The fossilization of our national hero in ubiquitous one-peso coins has led most Filipinos to an exceedingly dull acquaintance with Dr. Jose Rizal. Even so, the people he died for continue to find so many different occasions where they can brandish his name in memoriam. In fact, his name and picture have ended up in the most mundane of things: from sari-sari store signboards to faux hipster clothing, from the packaging of a brand of matches to the corporate name of a local banking heavyweight.

It seems that partaking in some sort of national commemoration of Rizal has never lost its vogue since that fateful night of December 30, 1896, and it’s been a good century or so of commemoration. We have the annual holiday, the occasional staging of his novels as plays or operas, and we even have the required Rizal course in college.

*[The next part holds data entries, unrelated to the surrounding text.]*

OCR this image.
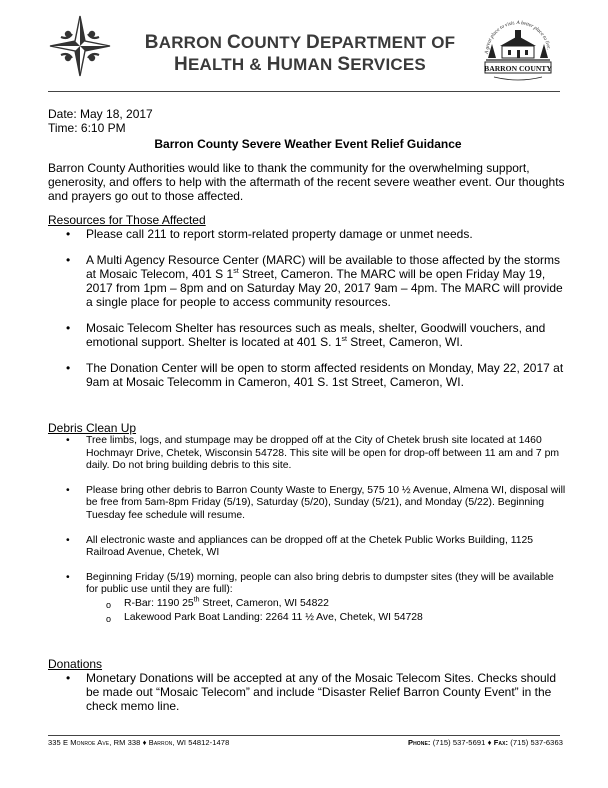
BARRON COUNTY DEPARTMENT OF
HEALTH & HUMAN SERVICES
A great place to visit. A better place to live.
BARRON COUNTY

Date: May 18, 2017

Time: 6:10 PM

Barron County Severe Weather Event Relief Guidance

Barron County Authorities would like to thank the community for the overwhelming support, generosity, and offers to help with the aftermath of the recent severe weather event. Our thoughts and prayers go out to those affected.

Resources for Those Affected

• Please call 211 to report storm-related property damage or unmet needs.
• A Multi Agency Resource Center (MARC) will be available to those affected by the storms at Mosaic Telecom, 401 S 1st Street, Cameron. The MARC will be open Friday May 19, 2017 from 1pm – 8pm and on Saturday May 20, 2017 9am – 4pm. The MARC will provide a single place for people to access community resources.
• Mosaic Telecom Shelter has resources such as meals, shelter, Goodwill vouchers, and emotional support. Shelter is located at 401 S. 1st Street, Cameron, WI.
• The Donation Center will be open to storm affected residents on Monday, May 22, 2017 at 9am at Mosaic Telecomm in Cameron, 401 S. 1st Street, Cameron, WI.

Debris Clean Up

• Tree limbs, logs, and stumpage may be dropped off at the City of Chetek brush site located at 1460 Hochmayr Drive, Chetek, Wisconsin 54728. This site will be open for drop-off between 11 am and 7 pm daily. Do not bring building debris to this site.
• Please bring other debris to Barron County Waste to Energy, 575 10 ½ Avenue, Almena WI, disposal will be free from 5am-8pm Friday (5/19), Saturday (5/20), Sunday (5/21), and Monday (5/22). Beginning Tuesday fee schedule will resume.
• All electronic waste and appliances can be dropped off at the Chetek Public Works Building, 1125 Railroad Avenue, Chetek, WI
• Beginning Friday (5/19) morning, people can also bring debris to dumpster sites (they will be available for public use until they are full):
o R-Bar: 1190 25th Street, Cameron, WI 54822
o Lakewood Park Boat Landing: 2264 11 ½ Ave, Chetek, WI 54728

Donations

• Monetary Donations will be accepted at any of the Mosaic Telecom Sites. Checks should be made out “Mosaic Telecom” and include “Disaster Relief Barron County Event” in the check memo line.
335 E Monroe Ave, RM 338 ♦ Barron, WI 54812-1478	Phone: (715) 537-5691 ♦ Fax: (715) 537-6363
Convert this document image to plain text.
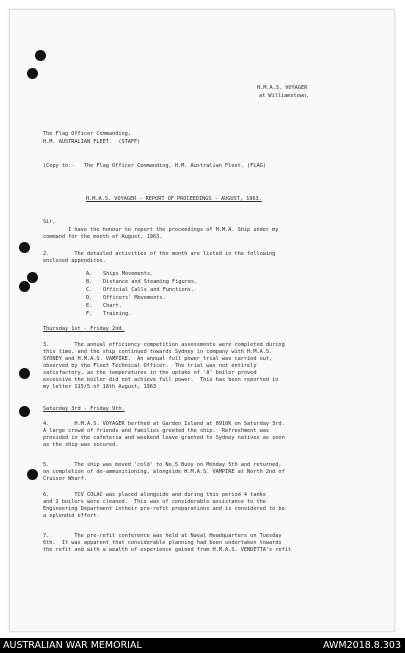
H.M.A.S. VOYAGER
at Williamstown.
The Flag Officer Commanding,
H.M. AUSTRALIAN FLEET.  (STAFF)
(Copy to:-   The Flag Officer Commanding, H.M. Australian Fleet. (FLAG)
H.M.A.S. VOYAGER - REPORT OF PROCEEDINGS - AUGUST, 1963.
Sir,
I have the honour to report the proceedings of H.M.A. Ship under my
command for the month of August, 1963.
2.        The detailed activities of the month are listed in the following
enclosed appendices.
A. Ships Movements.
B. Distance and Steaming Figures.
C. Official Calls and Functions.
D. Officers' Movements.
E. Chart.
F. Training.
Thursday 1st - Friday 2nd.
3.        The annual efficiency competition assessments were completed during
this time, and the ship continued towards Sydney in company with H.M.A.S.
SYDNEY and H.M.A.S. VAMPIRE.  An annual full power trial was carried out,
observed by the Fleet Technical Officer.  The trial was not entirely
satisfactory, as the temperatures in the uptake of 'A' boiler proved
excessive the boiler did not achieve full power.  This has been reported in
my letter 115/5 of 18th August, 1963
Saturday 3rd - Friday 9th.
4.        H.M.A.S. VOYAGER berthed at Garden Island at 0910K on Saturday 3rd.
A large crowd of friends and families greeted the ship.  Refreshment was
provided in the cafeteria and weekend leave granted to Sydney natives as soon
as the ship was secured.
5.        The ship was moved 'cold' to No.5 Buoy on Monday 5th and returned,
on completion of de-ammunitioning, alongside H.M.A.S. VAMPIRE at North 2nd of
Cruiser Wharf.
6.        TCV COLAC was placed alongside and during this period 4 tanks
and 2 boilers were cleaned.  This was of considerable assistance to the
Engineering Department intheir pre-refit preparations and is considered to be
a splendid effort.
7.        The pre-refit conference was held at Naval Headquarters on Tuesday
6th.  It was apparent that considerable planning had been undertaken towards
the refit and with a wealth of experience gained from H.M.A.S. VENDETTA's refit
AUSTRALIAN WAR MEMORIAL	AWM2018.8.303
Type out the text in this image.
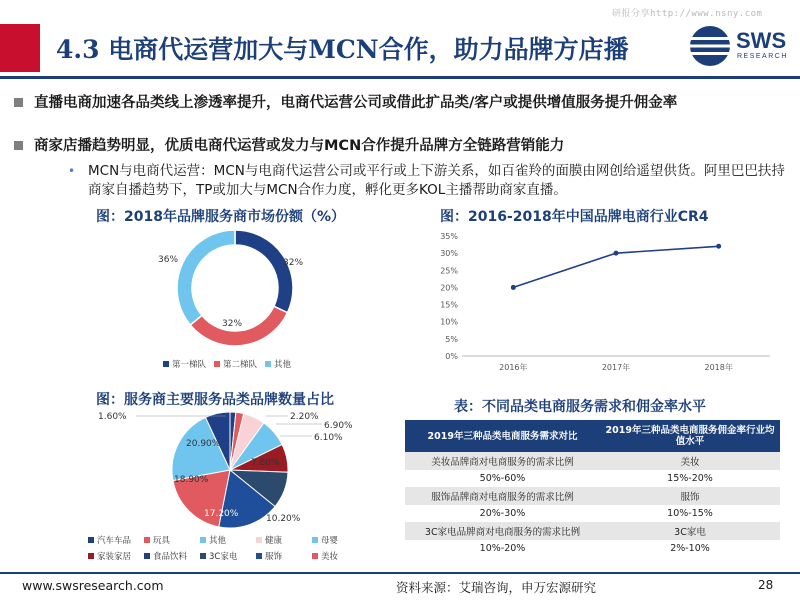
研报分享http://www.nsny.com
4.3 电商代运营加大与MCN合作，助力品牌方店播	SWS
RESEARCH
直播电商加速各品类线上渗透率提升，电商代运营公司或借此扩品类/客户或提供增值服务提升佣金率
商家店播趋势明显，优质电商代运营或发力与MCN合作提升品牌方全链路营销能力
• MCN与电商代运营：MCN与电商代运营公司或平行或上下游关系，如百雀羚的面膜由网创给遥望供货。阿里巴巴扶持商家自播趋势下，TP或加大与MCN合作力度，孵化更多KOL主播帮助商家直播。
图：2018年品牌服务商市场份额（%）
32%
32%
36%
第一梯队 第二梯队 其他
图：2016-2018年中国品牌电商行业CR4
35%
30%
25%
20%
15%
10%
5%
0%
2016年	2017年	2018年
图：服务商主要服务品类品牌数量占比
1.60%	2.20%
6.90%
6.10%
7.80%
10.20%
17.20%
18.90%
20.90%
汽车车品	玩具	其他	健康	母婴
家装家居	食品饮料	3C家电	服饰	美妆
表：不同品类电商服务需求和佣金率水平
2019年三种品类电商服务需求对比	2019年三种品类电商服务佣金率行业均值水平
美妆品牌商对电商服务的需求比例	美妆
50%-60%	15%-20%
服饰品牌商对电商服务的需求比例	服饰
20%-30%	10%-15%
3C家电品牌商对电商服务的需求比例	3C家电
10%-20%	2%-10%
www.swsresearch.com	资料来源：艾瑞咨询，申万宏源研究	28
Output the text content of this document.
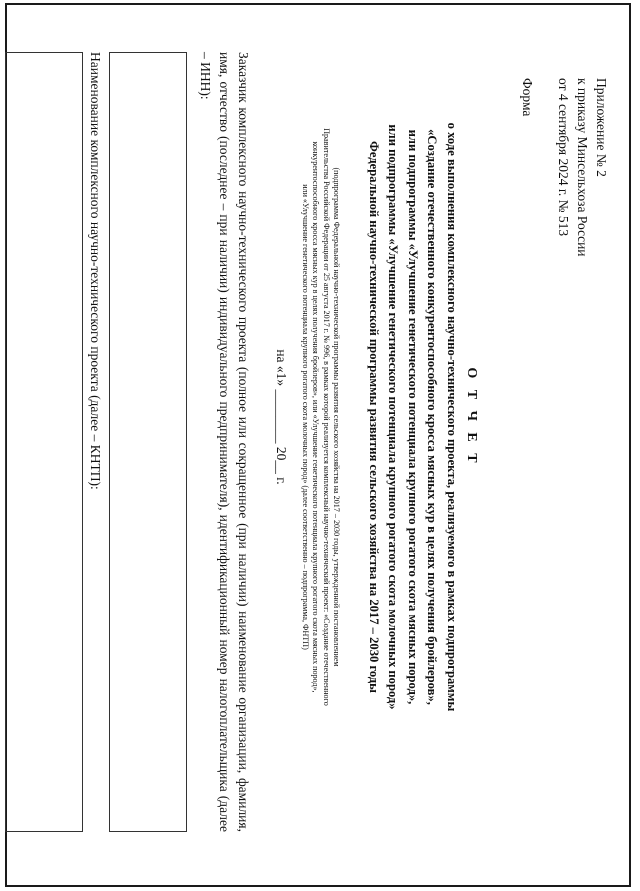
Приложение № 2
к приказу Минсельхоза России
от 4 сентября 2024 г. № 513
Форма
О Т Ч Е Т
о ходе выполнения комплексного научно-технического проекта, реализуемого в рамках подпрограммы
«Создание отечественного конкурентоспособного кросса мясных кур в целях получения бройлеров»,
или подпрограммы «Улучшение генетического потенциала крупного рогатого скота мясных пород»,
или подпрограммы «Улучшение генетического потенциала крупного рогатого скота молочных пород»
Федеральной научно-технической программы развития сельского хозяйства на 2017 – 2030 годы
(подпрограмма Федеральной научно-технической программы развития сельского хозяйства на 2017 – 2030 годы, утвержденной постановлением
Правительства Российской Федерации от 25 августа 2017 г. № 996, в рамках которой реализуется комплексный научно-технический проект: «Создание отечественного
конкурентоспособного кросса мясных кур в целях получения бройлеров», или «Улучшение генетического потенциала крупного рогатого скота мясных пород»,
или «Улучшение генетического потенциала крупного рогатого скота молочных пород» (далее соответственно – подпрограмма, ФНТП)
на «1» ________ 20__ г.
Заказчик комплексного научно-технического проекта (полное или сокращенное (при наличии) наименование организации, фамилия, имя, отчество (последнее – при наличии) индивидуального предпринимателя), идентификационный номер налогоплательщика (далее – ИНН):
Наименование комплексного научно-технического проекта (далее – КНТП):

In some instances, however, our commemoration of Rizal has begun to feel like a monotonous chore, a boring ritual.

That’s why I was surprised (and delighted) with the culminating cultural gala of the Ateneo’s months-long celebration of Rizal’s 150th birth anniversary. Held at the Henry Lee Irwin Theater last December 2, Brindis, as the event was called, did not feature the usual, dull and sanitized fodder on Rizal. The presentations did not just focus on the usual narrative of Rizal as the martyred writer, but also on Rizal as the globetrotter, Rizal as the polymath, Rizal as the fictionist who did not shy away from experimentation, Rizal as the litterateur-slash-fencer-slash-many-other-things, and—yes—Rizal as the original crush ang bayan. It was like taking Ambeth Ocampo all over again.

Indeed, the random Rizaliana interweaved into the daily grind of Filipino life robs the national memory of its otherwise strong feelings of goodwill and awe towards the national hero. Instead of serving as a constant inspiration, Rizal sometimes ends up becoming a lingering presence from the past—the reason of his continued persistence as a memory having no meaning for the present. But that’s only true so far as we don’t look at the Rizalista kitsch all around us as invitations to discover the Rizal still foreign to most of us.

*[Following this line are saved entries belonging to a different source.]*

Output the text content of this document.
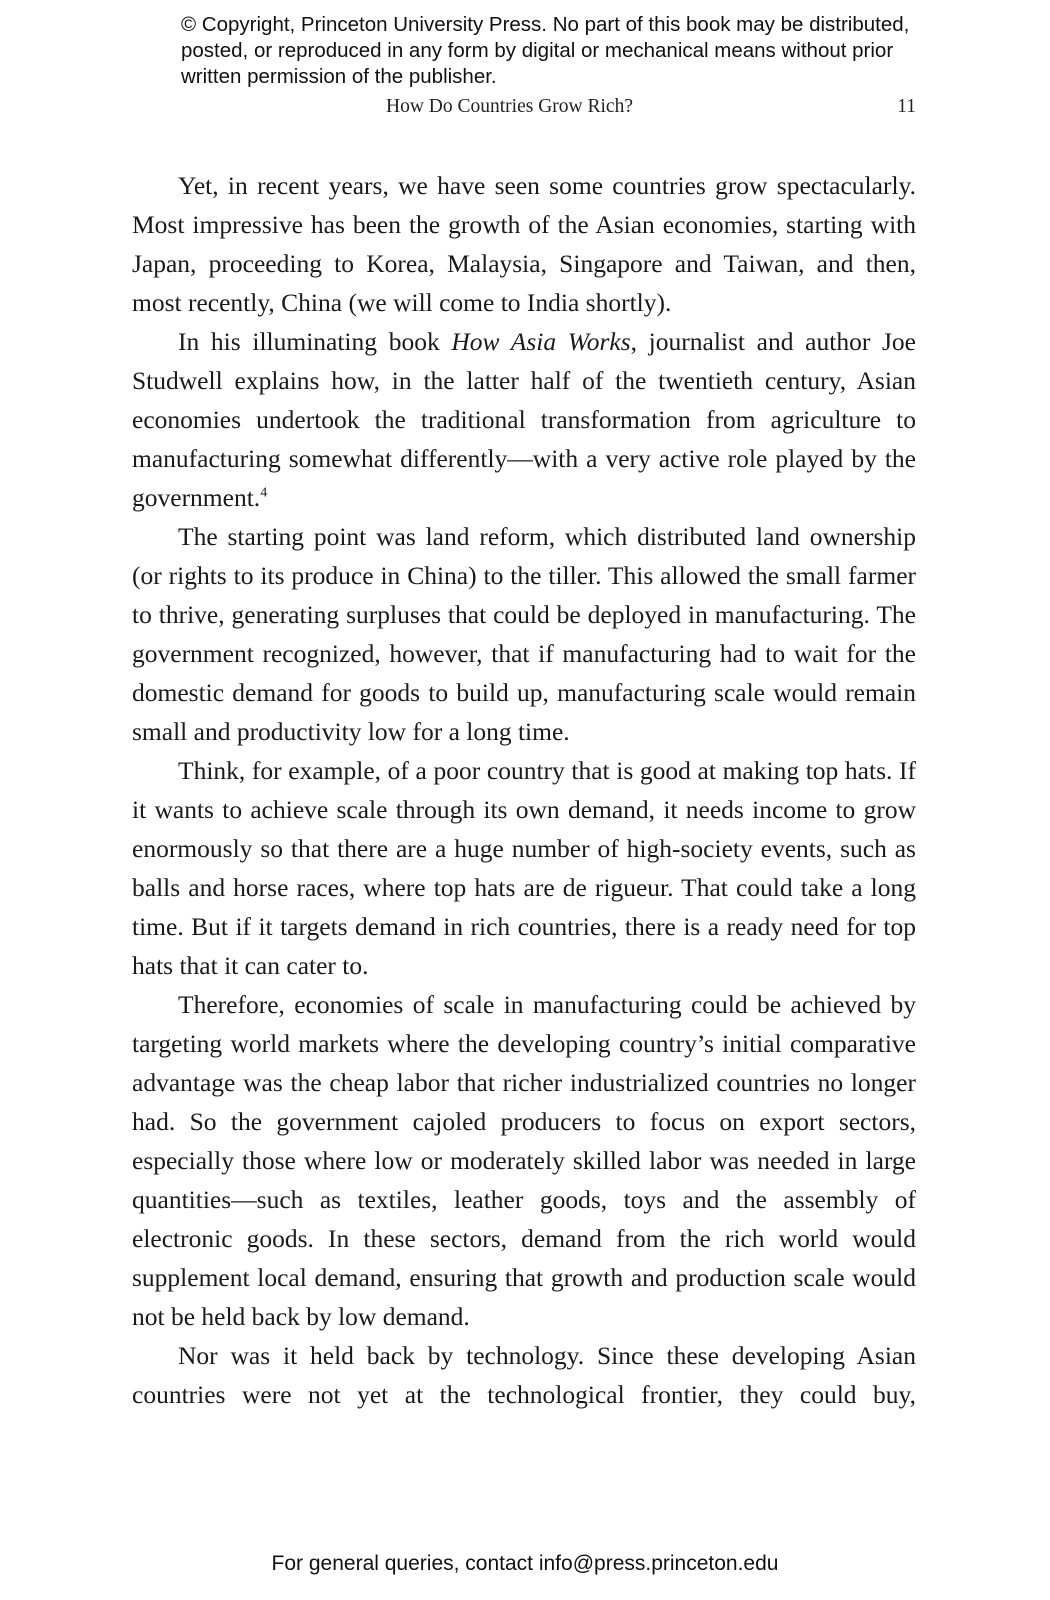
© Copyright, Princeton University Press. No part of this book may be distributed, posted, or reproduced in any form by digital or mechanical means without prior written permission of the publisher.
How Do Countries Grow Rich?	11

Yet, in recent years, we have seen some countries grow spectacularly. Most impressive has been the growth of the Asian economies, starting with Japan, proceeding to Korea, Malaysia, Singapore and Taiwan, and then, most recently, China (we will come to India shortly).

In his illuminating book How Asia Works, journalist and author Joe Studwell explains how, in the latter half of the twentieth century, Asian economies undertook the traditional transformation from agriculture to manufacturing somewhat differently—with a very active role played by the government.$^4$

The starting point was land reform, which distributed land ownership (or rights to its produce in China) to the tiller. This allowed the small farmer to thrive, generating surpluses that could be deployed in manufacturing. The government recognized, however, that if manufacturing had to wait for the domestic demand for goods to build up, manufacturing scale would remain small and productivity low for a long time.

Think, for example, of a poor country that is good at making top hats. If it wants to achieve scale through its own demand, it needs income to grow enormously so that there are a huge number of high-society events, such as balls and horse races, where top hats are de rigueur. That could take a long time. But if it targets demand in rich countries, there is a ready need for top hats that it can cater to.

Therefore, economies of scale in manufacturing could be achieved by targeting world markets where the developing country’s initial comparative advantage was the cheap labor that richer industrialized countries no longer had. So the government cajoled producers to focus on export sectors, especially those where low or moderately skilled labor was needed in large quantities—such as textiles, leather goods, toys and the assembly of electronic goods. In these sectors, demand from the rich world would supplement local demand, ensuring that growth and production scale would not be held back by low demand.

Nor was it held back by technology. Since these developing Asian countries were not yet at the technological frontier, they could buy,

For general queries, contact info@press.princeton.edu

“I have employed the energies of my youth serving my country, though my compatriots do not want to acknowledge it… If you come [here to Dapitan] and they grant me freedom to establish myself, we are going to revive our old town, without friars or civil guards, without bandits… If you want to come here, I will build a house where we can all live together until we die,” Rizal once wrote to his mother from exile. These are just a few lines from Rizal’s other writings that most of us are all too happy to ignore, but they show us that Rizal’s struggles—and even his political project—were all just as rooted in the same love for family that animates so many of us into inspired action. Rizal was only human—and so were his aspirations, his dreams, and his hopes for the country.

It’s inspiring to see this side of Rizal. We tend to think that by exalting Rizal as an unreachable, larger-than-life character, we do him great honor. We forget that it is in his very humanity that his heroism took root.